No standing for NSA surveillance claims

By Deborah Elkins
The Daily Record Newswire

RICHMOND - Plaintiff organizations that communicate over the Internet, including lead plaintiff Wikimedia Foundation, do not have standing to sue for violation of First and Fourth Amendment rights by defendants, including the National Security Agency, through a program of "Upstream" surveillance that allegedly allows the government to collect, copy and review communications as they transit the Internet "backbone."

This is the latest in the recent series of constitutional challenges to the National Security Agency's data gathering efforts. In this case, nine organizations that communicate over the Internet allege that the NSA's interception, collection, review and storing of plaintiffs' Internet communications violates plaintiffs' rights under the First and Fourth Amendments and exceeds the NSA's authority under the Foreign Surveillance Act.

The nine plaintiffs are: Wikimedia Foundation; the National Association of Criminal Defense Lawyers; Amnesty International USA; Human Rights Watch; PEN American Center; Global Fund for Women; the Nation magazine; the Rutherford Institute; and the Washington Office on Latin America. The six defendant government agencies and officers are: the NSA; the DOJ; the Office of the Director of National Intelligence; Adm. Michael S. Rogers, NSA director; Director of National Intelligence James R. Clapper and Attorney General Loretta E. Lynch.

This case concerns "Upstream surveillance" under a surveillance program called "PRISM," through which U.S.-based Internet Service Providers furnish the NSA with electronic communications that contain information specified by the NSA.

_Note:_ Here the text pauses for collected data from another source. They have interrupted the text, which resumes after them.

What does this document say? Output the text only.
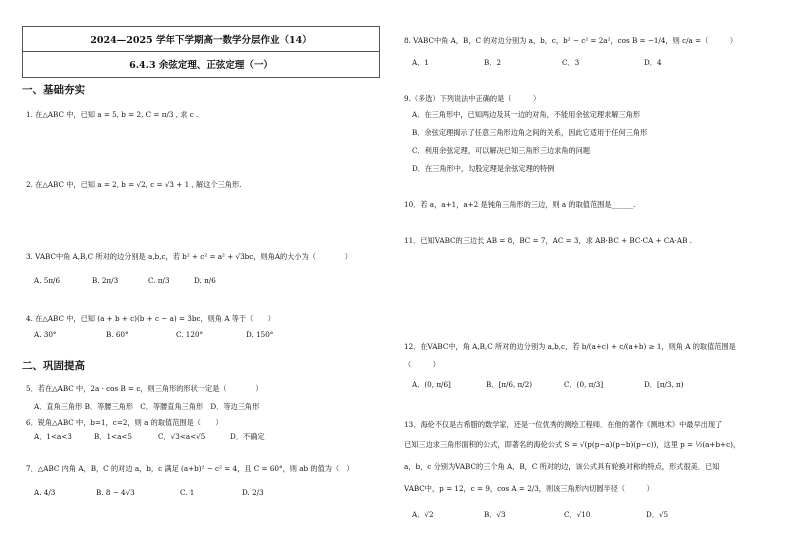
2024—2025 学年下学期高一数学分层作业（14）
6.4.3 余弦定理、正弦定理（一）
一、基础夯实
1. 在△ABC 中，已知 a = 5, b = 2, C = π/3 , 求 c .
2. 在△ABC 中，已知 a = 2, b = √2, c = √3 + 1 , 解这个三角形.
3. VABC中角 A,B,C 所对的边分别是 a,b,c，若 b² + c² = a² + √3bc，则角A的大小为（　　　　）
A. 5π/6	B. 2π/3	C. π/3	D. π/6
4. 在△ABC 中，已知 (a + b + c)(b + c − a) = 3bc，则角 A 等于（　　）
A. 30°	B. 60°	C. 120°	D. 150°
二、巩固提高
5．若在△ABC 中，2a · cos B = c，则三角形的形状一定是（　　　　）
A．直角三角形 B．等腰三角形　C．等腰直角三角形　D．等边三角形
6．锐角△ABC 中，b=1，c=2，则 a 的取值范围是（　　）
A．1<a<3	B．1<a<5	C．√3<a<√5	D．不确定
7．△ABC 内角 A，B，C 的对边 a，b，c 满足 (a+b)² − c² = 4，且 C = 60°，则 ab 的值为（　）
A. 4/3	B. 8 − 4√3	C. 1	D. 2/3
8. VABC中角 A，B，C 的对边分别为 a，b，c，b² − c² = 2a²，cos B = −1/4，则 c/a =（　　　）
A．1	B．2	C．3	D．4
9.（多选）下列说法中正确的是（　　　）
A．在三角形中，已知两边及其一边的对角，不能用余弦定理求解三角形
B．余弦定理揭示了任意三角形边角之间的关系，因此它适用于任何三角形
C．利用余弦定理，可以解决已知三角形三边求角的问题
D．在三角形中，勾股定理是余弦定理的特例
10．若 a，a+1，a+2 是钝角三角形的三边，则 a 的取值范围是______.
11．已知VABC的三边长 AB = 8，BC = 7，AC = 3，求 AB·BC + BC·CA + CA·AB .
12．在VABC中，角 A,B,C 所对的边分别为 a,b,c，若 b/(a+c) + c/(a+b) ≥ 1，则角 A 的取值范围是
（　　　）
A．(0, π/6]	B．[π/6, π/2)	C．(0, π/3]	D．[π/3, π)
13．海伦不仅是古希腊的数学家，还是一位优秀的测绘工程师．在他的著作《测地术》中最早出现了
已知三边求三角形面积的公式，即著名的海伦公式 S = √(p(p−a)(p−b)(p−c))，这里 p = ½(a+b+c)，
a，b，c 分别为VABC的三个角 A，B，C 所对的边，该公式具有轮换对称的特点，形式很美．已知
VABC中，p = 12，c = 9，cos A = 2/3，则该三角形内切圆半径（　　　）
A．√2	B．√3	C．√10	D．√5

Clapper v. Amnesty International is the Supreme Court's most recent pronouncement on standing with respect to litigants challenging the NSA's data gathering efforts. In Clapper, the Supreme Court explained that in attempting to establish standing, the Clapper plaintiffs did not provide any evidence that their communications had been monitored under any program authorized by Section 702. Instead, plaintiffs argued they had standing because there was an "objectively reasonable likelihood" that plaintiffs' communications would be intercepted in the future. Clapper held that plaintiffs' alleged injury was speculative and did not establish standing.

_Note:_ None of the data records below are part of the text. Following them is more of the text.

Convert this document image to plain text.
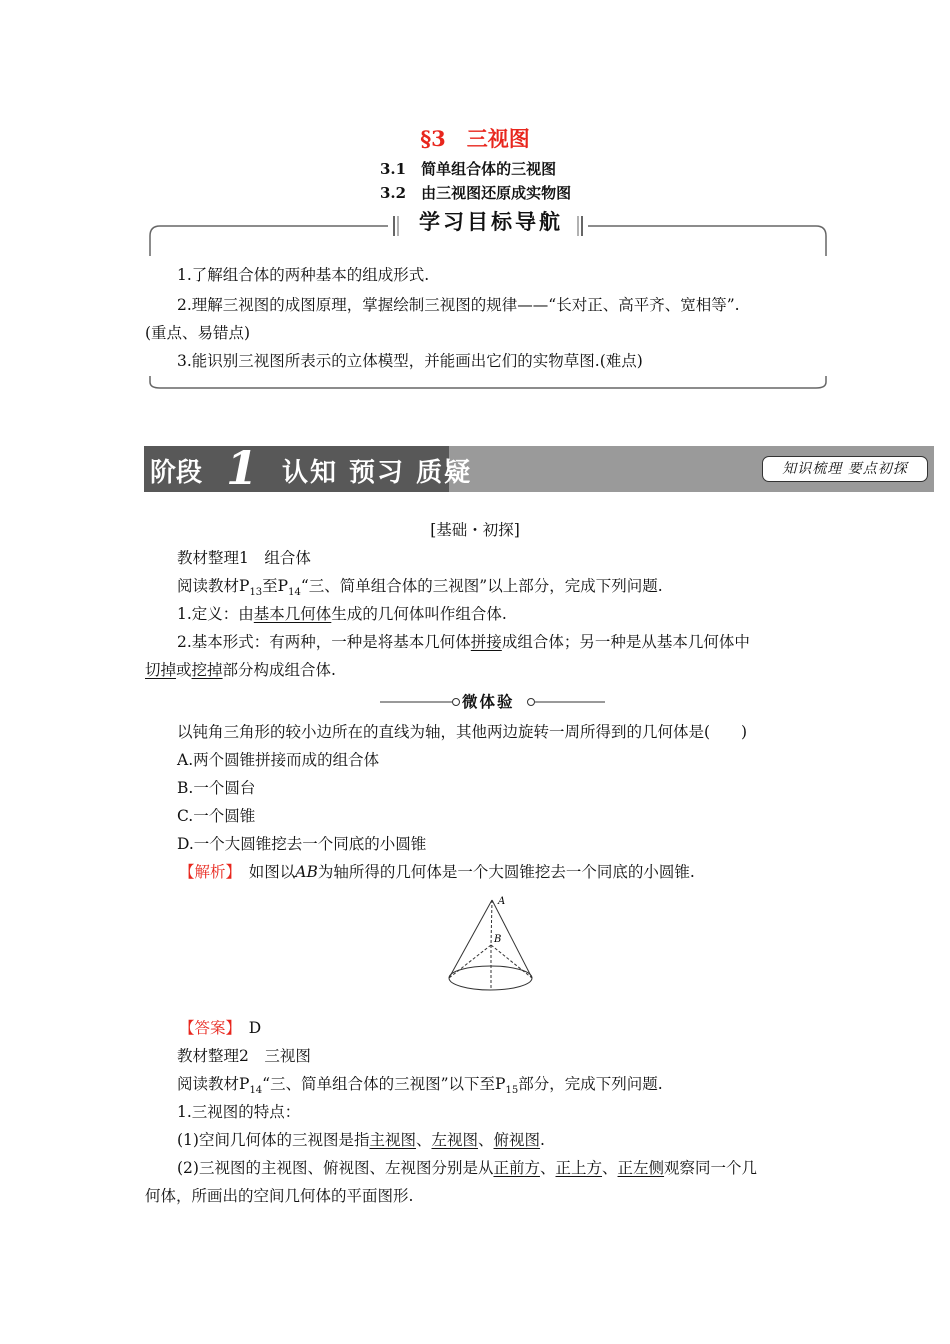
§3　三视图
3.1　简单组合体的三视图
3.2　由三视图还原成实物图
学习目标导航
1.了解组合体的两种基本的组成形式.
2.理解三视图的成图原理，掌握绘制三视图的规律——“长对正、高平齐、宽相等”.
(重点、易错点)
3.能识别三视图所表示的立体模型，并能画出它们的实物草图.(难点)
阶段 1 认知 预习 质疑	知识梳理 要点初探
[基础・初探]
教材整理1　组合体
阅读教材$P_{13}$至$P_{14}“$三、简单组合体的三视图”以上部分，完成下列问题.
1.定义：由基本几何体生成的几何体叫作组合体.
2.基本形式：有两种，一种是将基本几何体拼接成组合体；另一种是从基本几何体中
切掉或挖掉部分构成组合体.
微体验
以钝角三角形的较小边所在的直线为轴，其他两边旋转一周所得到的几何体是(　　)
A.两个圆锥拼接而成的组合体
B.一个圆台
C.一个圆锥
D.一个大圆锥挖去一个同底的小圆锥
【解析】　 如图以AB为轴所得的几何体是一个大圆锥挖去一个同底的小圆锥.
A
B
【答案】　 D
教材整理2　三视图
阅读教材$P_{14}“$三、简单组合体的三视图”以下至$P_{15}$部分，完成下列问题.
1.三视图的特点：
(1)空间几何体的三视图是指主视图、左视图、俯视图.
(2)三视图的主视图、俯视图、左视图分别是从正前方、正上方、正左侧观察同一个几
何体，所画出的空间几何体的平面图形.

The standing requirement applies here just the same as it applied in Clapper, and the result in Clapper that standing cannot be established on a basis of a "speculative chain of possibilities" - also applies here. Whether speculation is based on allegations in a complaint or facts in a record has no bearing on the outcome, as in neither context may standing be established on a speculative chain of possibilities."

Plaintiffs are correct that more is known about the nature and capabilities of NSA surveillance than was known at the time of Clapper, but no more is known about whether Upstream surveillance actually intercepts all or substantially all international text-based Internet communications, including plaintiffs' communications. Although plaintiffs' speculative chain is shorter, it is a chain of speculation nonetheless. Details about the tools of Upstream surveillance reveal how Upstream surveillance functions when the NSA engages in that mode of surveillance, but those details do not cure the speculative foundation on which plaintiffs' claim of actual injury is based that the NSA is in fact using Upstream surveillance to intercept substantially all text-based international Internet communications, including plaintiffs' communications.

Plaintiffs conclude there is a greater than 99.9999999999 percent chance that the NSA has intercepted at least one of their over one trillion communications on the basis of an arbitrary assumption, namely that there is a 0.00000001 percent chance that the NSA will intercept any particular communication. Plaintiffs provide no basis for the latter figure, nor do they explain why the figure is presented as a conservative assumption. Plaintiffs seem to presume a strong of zeros buys legitimacy. It does not.

Finally, the subjective fears of third parties and any alleged burdensome measures taken as a result of subjective fear of surveillance are not fairly traceable to Upstream surveillance and therefore do not establish Article III standing.